Bishop. Kennedy

Mark Bishop

One of the main reasons I joined Trinity in 2006 was that it wasn’t a “typical independent school”. I loved the fact it was more grounded, more diverse and more inclusive than almost any other independent school in the country and there is no doubt that the bursary scheme was a key factor in helping Trinity develop that ethos.


During my 10 years at the school I was delighted to see talented boys, and later talented girls, from whatever background go on to achieve outstanding success. However, nothing gave me quite as much pleasure as seeing boys and girls from anything but privileged backgrounds having a range of opportunities that they might never had if they hadn’t come to Trinity.

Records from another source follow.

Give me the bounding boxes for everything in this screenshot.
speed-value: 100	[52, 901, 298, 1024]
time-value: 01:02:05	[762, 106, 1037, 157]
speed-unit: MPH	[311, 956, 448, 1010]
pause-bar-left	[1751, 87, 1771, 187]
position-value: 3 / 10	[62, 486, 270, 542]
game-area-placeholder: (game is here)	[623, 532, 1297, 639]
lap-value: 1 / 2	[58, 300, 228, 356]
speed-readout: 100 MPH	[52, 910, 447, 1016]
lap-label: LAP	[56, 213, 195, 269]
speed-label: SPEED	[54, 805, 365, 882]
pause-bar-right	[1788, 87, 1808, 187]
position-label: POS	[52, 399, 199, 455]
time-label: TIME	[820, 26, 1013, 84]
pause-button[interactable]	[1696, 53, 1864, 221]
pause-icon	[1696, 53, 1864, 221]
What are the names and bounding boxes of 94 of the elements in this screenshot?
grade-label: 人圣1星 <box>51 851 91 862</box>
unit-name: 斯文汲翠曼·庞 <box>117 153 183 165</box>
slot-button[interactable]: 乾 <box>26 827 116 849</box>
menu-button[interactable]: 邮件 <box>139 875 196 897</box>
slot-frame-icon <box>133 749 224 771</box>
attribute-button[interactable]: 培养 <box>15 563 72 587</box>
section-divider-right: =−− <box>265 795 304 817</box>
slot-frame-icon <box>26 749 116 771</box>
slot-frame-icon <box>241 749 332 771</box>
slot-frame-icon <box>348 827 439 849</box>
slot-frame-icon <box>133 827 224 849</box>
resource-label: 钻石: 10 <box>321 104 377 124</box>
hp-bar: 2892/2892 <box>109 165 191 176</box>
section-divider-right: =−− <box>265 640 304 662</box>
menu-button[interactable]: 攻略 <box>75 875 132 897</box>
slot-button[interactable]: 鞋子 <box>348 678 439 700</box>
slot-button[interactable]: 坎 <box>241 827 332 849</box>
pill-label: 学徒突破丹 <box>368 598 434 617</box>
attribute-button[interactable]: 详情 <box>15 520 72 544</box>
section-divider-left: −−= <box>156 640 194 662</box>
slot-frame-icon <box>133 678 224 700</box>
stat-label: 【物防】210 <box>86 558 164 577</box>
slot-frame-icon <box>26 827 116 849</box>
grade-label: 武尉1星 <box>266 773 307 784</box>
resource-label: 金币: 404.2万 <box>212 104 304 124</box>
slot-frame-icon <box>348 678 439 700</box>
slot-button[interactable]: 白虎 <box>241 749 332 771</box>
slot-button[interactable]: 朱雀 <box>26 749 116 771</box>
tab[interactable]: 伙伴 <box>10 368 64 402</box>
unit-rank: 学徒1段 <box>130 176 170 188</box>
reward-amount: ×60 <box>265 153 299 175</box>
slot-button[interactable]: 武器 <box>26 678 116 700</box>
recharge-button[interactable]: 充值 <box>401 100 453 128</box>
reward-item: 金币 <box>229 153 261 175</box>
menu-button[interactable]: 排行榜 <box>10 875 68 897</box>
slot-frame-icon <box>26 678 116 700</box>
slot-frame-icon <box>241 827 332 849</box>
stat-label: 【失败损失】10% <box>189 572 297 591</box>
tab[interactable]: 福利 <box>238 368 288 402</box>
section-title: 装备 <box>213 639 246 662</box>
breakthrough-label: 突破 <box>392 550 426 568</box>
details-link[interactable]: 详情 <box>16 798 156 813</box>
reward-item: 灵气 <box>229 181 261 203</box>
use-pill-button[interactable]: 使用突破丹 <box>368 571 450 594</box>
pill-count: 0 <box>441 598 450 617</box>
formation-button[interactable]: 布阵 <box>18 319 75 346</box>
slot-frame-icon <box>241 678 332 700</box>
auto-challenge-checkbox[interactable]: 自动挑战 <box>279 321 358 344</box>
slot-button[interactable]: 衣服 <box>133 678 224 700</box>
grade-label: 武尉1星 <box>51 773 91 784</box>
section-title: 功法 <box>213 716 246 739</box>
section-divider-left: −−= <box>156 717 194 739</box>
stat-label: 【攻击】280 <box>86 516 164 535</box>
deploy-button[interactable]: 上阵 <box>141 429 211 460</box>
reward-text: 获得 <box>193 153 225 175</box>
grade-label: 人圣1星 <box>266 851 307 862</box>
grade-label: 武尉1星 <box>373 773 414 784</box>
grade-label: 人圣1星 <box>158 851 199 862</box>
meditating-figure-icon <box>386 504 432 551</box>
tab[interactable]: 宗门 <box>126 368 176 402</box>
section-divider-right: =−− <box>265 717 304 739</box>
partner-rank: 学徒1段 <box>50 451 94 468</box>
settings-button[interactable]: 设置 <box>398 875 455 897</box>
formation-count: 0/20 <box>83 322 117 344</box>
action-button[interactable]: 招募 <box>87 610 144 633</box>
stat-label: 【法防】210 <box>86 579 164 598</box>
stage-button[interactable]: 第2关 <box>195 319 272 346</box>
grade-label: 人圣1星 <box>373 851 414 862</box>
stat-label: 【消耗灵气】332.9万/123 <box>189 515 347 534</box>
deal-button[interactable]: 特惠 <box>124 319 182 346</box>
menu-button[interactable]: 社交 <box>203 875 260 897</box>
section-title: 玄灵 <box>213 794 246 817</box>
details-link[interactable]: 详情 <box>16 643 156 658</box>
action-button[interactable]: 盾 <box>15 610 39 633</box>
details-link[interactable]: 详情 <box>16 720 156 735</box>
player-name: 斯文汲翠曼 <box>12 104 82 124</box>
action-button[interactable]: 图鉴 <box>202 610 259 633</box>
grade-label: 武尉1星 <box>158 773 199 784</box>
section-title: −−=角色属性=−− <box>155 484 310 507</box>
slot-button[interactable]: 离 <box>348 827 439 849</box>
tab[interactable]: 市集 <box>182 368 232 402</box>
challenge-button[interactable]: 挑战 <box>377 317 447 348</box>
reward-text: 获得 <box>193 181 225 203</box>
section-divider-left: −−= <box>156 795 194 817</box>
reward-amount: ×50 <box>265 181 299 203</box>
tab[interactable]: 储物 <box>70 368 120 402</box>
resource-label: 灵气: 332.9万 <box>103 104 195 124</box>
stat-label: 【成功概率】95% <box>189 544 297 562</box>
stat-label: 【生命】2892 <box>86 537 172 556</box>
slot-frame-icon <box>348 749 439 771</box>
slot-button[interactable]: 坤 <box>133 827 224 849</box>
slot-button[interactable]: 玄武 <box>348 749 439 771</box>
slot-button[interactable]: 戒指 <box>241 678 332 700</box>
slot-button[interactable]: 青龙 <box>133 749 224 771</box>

I will never forget seeing a number of bursary boys standing on the stage of the Royal Opera House or at Glyndebourne with the Trinity Boys Choir, or seeing both boys and girls on bursaries representing their country in a variety of sports or watching Oxbridge places being won by those whom the school was able to help with their fees.


I am acutely aware that very few Trinity students whom I was so fortunate to have been at the school with will have yet amassed significant resources or indeed any resources! Student debt, high rents and Covid-19 will have made sure of that, but I hope that the Trinity Giving Day will at least light a small flame that might allow you one day to help a future student benefit from a Trinity education.


Alasdair Kennedy

Trinity is a wonderful school and undoubtedly we have a community that is richly resourced with opportunities for learning of all kinds. The current global pandemic draws this privilege and the values we live by into very sharp focus. As former Bank of England Governor Mark Carney once asked in an Economist article, will we be marked out as an institution that is known for sharing or for hoarding?


I believe Trinity students and alumni recognise that the diversity of our community is one of our greatest strengths. The more that our student body represents fully the diversity of the South London population, the stronger we become, and the better we can prepare our young people to be dynamic and generous participants in our globalised world. The Trinity Bursary scheme is a huge catalyst to this.


Structural inequality is very real in the UK. But we can choose to disrupt age-old patterns of haves and have-nots, so that society supports and is enriched by the potential of all. Every contribution to the Trinity Bursary Fund stops socio-economic disadvantage being a barrier to a great Trinity education. These are young people who can make a difference to our school and to the world beyond when they leave us.  I can’t wait to meet and work alongside the young men and women whose lives will be changed and empowered by your generosity.